UNITED STATES

Terrifying War of the Worlds broadcast 80 years ago scored as fake news

October 30, 2018

The broadcast of The War of the Worlds 80 years ago claimed that aliens from Mars had invaded the state of New Jersey. Believable enough to terrify its audience, it scored a perfect 10 as fake news.

The 1938 broadcast was intended as an entertainment. Eighty years on, fake news has changed and has taken on sinister overtones. Propaganda by another name, it is perpetrated to cause harm. It has skewed elections, ruined reputations and steered behavior. The viral tailwind of today’s social media amplifies the harm.

Smithsonian magazine notes that Orson Welles, the performer of the radio adaptation of H.G. Wells’s 40-year-old novel, The War of the Worlds, found himself the most talked-about man in America after the broadcast. His face and name were on the front pages of newspapers coast-to-coast, along with headlines about the mass panic his CBS broadcast had allegedly inspired.
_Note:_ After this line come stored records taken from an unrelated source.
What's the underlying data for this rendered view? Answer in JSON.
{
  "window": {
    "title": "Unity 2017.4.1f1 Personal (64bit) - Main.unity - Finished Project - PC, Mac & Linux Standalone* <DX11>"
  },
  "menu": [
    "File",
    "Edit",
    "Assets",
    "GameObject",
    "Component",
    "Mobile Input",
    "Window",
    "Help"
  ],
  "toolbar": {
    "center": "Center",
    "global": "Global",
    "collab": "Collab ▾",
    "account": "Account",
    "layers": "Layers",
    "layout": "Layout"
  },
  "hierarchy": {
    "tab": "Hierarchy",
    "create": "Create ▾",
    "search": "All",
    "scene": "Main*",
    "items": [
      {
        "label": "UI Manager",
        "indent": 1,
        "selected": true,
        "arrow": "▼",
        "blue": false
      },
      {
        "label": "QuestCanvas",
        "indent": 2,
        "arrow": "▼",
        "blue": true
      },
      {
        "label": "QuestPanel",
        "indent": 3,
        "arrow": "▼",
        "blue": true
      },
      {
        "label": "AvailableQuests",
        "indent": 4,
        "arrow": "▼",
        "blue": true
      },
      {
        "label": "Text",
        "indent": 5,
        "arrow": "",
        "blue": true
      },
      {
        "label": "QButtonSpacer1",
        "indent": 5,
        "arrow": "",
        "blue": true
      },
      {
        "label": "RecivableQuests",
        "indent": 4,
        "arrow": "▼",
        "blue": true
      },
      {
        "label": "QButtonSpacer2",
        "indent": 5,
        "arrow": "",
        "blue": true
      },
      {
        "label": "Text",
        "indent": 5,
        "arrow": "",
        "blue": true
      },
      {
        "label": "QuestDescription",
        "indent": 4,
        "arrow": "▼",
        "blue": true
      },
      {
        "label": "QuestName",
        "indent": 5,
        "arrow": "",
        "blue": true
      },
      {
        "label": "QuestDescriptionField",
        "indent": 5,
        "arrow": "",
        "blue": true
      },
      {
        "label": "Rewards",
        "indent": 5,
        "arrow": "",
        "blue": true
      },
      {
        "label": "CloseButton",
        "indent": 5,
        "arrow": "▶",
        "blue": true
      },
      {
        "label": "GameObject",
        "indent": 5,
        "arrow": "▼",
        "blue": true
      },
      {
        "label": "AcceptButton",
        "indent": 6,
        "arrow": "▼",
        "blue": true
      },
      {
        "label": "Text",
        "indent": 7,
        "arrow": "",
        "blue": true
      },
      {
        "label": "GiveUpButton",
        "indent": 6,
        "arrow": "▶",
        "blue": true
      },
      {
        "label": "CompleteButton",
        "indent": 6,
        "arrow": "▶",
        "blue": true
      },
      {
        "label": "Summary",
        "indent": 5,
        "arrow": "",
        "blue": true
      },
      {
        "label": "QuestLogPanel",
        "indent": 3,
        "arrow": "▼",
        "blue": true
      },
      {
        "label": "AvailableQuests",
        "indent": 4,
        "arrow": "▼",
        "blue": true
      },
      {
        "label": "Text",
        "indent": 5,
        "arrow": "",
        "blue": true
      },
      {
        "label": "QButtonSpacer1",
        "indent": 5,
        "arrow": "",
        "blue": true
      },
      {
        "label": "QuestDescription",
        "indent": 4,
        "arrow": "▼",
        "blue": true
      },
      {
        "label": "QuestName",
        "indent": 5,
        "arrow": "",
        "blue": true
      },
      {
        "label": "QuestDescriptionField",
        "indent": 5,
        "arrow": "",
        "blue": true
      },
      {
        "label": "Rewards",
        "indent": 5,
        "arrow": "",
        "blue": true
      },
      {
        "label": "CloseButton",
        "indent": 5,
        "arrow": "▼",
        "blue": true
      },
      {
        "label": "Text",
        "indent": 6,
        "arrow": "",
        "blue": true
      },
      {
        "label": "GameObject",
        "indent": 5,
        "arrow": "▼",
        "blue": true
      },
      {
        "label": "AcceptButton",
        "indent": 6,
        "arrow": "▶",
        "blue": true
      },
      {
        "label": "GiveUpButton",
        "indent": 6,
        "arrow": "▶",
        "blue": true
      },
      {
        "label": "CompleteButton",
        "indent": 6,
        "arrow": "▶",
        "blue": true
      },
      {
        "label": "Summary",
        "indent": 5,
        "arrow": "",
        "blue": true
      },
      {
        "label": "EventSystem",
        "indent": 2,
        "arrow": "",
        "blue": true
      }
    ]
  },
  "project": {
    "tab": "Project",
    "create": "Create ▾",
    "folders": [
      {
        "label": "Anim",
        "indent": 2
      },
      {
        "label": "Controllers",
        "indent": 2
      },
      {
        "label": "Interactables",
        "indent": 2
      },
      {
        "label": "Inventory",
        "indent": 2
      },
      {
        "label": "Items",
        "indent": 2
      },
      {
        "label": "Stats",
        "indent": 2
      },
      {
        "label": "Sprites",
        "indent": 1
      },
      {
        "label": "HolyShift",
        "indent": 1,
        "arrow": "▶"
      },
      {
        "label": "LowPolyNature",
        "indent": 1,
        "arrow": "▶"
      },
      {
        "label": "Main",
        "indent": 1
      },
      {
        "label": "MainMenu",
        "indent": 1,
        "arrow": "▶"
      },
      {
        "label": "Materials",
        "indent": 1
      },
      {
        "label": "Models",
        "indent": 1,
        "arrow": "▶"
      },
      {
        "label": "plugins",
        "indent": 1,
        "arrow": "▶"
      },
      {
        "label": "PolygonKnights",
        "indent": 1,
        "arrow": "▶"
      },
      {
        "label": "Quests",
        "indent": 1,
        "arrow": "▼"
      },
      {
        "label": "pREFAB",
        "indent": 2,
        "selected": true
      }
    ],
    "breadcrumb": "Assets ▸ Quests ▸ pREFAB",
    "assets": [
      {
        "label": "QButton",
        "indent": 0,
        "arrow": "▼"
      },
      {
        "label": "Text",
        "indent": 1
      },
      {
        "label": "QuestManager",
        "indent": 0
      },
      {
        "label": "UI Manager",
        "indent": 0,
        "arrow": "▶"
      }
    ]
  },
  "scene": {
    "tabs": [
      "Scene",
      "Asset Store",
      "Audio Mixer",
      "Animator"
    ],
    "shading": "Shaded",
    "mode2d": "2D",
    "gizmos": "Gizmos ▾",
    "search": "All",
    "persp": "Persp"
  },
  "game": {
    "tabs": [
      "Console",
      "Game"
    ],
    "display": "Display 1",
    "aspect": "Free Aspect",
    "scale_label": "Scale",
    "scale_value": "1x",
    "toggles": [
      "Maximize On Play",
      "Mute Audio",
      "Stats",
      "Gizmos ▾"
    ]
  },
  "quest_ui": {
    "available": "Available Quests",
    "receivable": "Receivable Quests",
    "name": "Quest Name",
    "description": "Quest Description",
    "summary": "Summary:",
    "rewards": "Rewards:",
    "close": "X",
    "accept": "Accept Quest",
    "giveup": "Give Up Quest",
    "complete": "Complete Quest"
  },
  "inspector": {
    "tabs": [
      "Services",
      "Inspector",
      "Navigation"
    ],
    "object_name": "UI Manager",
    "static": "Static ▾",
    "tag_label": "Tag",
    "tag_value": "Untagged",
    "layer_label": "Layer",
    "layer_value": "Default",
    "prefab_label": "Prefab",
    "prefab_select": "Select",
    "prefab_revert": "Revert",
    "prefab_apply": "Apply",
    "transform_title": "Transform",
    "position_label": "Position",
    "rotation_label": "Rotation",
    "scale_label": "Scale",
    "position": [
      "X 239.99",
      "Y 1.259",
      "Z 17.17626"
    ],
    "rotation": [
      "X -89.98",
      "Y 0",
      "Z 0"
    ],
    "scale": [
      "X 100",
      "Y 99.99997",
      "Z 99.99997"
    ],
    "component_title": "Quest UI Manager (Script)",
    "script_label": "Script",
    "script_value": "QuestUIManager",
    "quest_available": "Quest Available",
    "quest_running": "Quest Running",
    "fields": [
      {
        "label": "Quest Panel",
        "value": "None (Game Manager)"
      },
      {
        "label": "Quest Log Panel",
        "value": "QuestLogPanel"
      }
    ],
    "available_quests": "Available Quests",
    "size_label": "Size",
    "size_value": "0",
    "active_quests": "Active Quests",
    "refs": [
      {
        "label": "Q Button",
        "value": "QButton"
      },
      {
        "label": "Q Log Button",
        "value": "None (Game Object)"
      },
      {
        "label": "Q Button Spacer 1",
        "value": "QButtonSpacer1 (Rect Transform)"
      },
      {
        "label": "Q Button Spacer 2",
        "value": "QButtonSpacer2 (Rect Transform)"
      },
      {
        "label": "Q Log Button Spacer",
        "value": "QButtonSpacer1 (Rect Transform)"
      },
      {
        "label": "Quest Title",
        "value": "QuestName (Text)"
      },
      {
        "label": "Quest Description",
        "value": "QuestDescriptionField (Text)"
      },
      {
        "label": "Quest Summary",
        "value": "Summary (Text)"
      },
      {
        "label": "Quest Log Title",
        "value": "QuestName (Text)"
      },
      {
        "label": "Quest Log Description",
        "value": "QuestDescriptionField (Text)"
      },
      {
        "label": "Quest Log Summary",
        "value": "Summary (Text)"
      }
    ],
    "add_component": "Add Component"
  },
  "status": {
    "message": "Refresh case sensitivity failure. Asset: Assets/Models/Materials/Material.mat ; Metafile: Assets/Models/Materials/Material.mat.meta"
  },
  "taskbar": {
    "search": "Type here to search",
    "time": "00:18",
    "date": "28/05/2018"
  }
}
No one involved with War of the Worlds expected to deceive any listeners, according to the Smithsonian, because they all found the story too silly and improbable to ever be taken seriously. The magazine notes that the theater’s desperate attempts to make the show seem halfway believable succeeded, almost by accident, far beyond even their wildest expectations.

The fake news of the 21st Century takes on many forms, ranging for believable-sounding fiction, to genuine news that is mixed in varying proportions with deliberate misinformation and disinformation. While credulous individuals are the most vulnerable, no one is immune from being fooled, and fact-checking sites have become commonplace.

The New York Times reported in Nov 2017 that Facebook and Google plan to crack down on fake news sites. The companies have faced mounting criticism over how fake news on their sites may have influenced the outcome of the 2016 presidential election in the United States, according to the newspaper.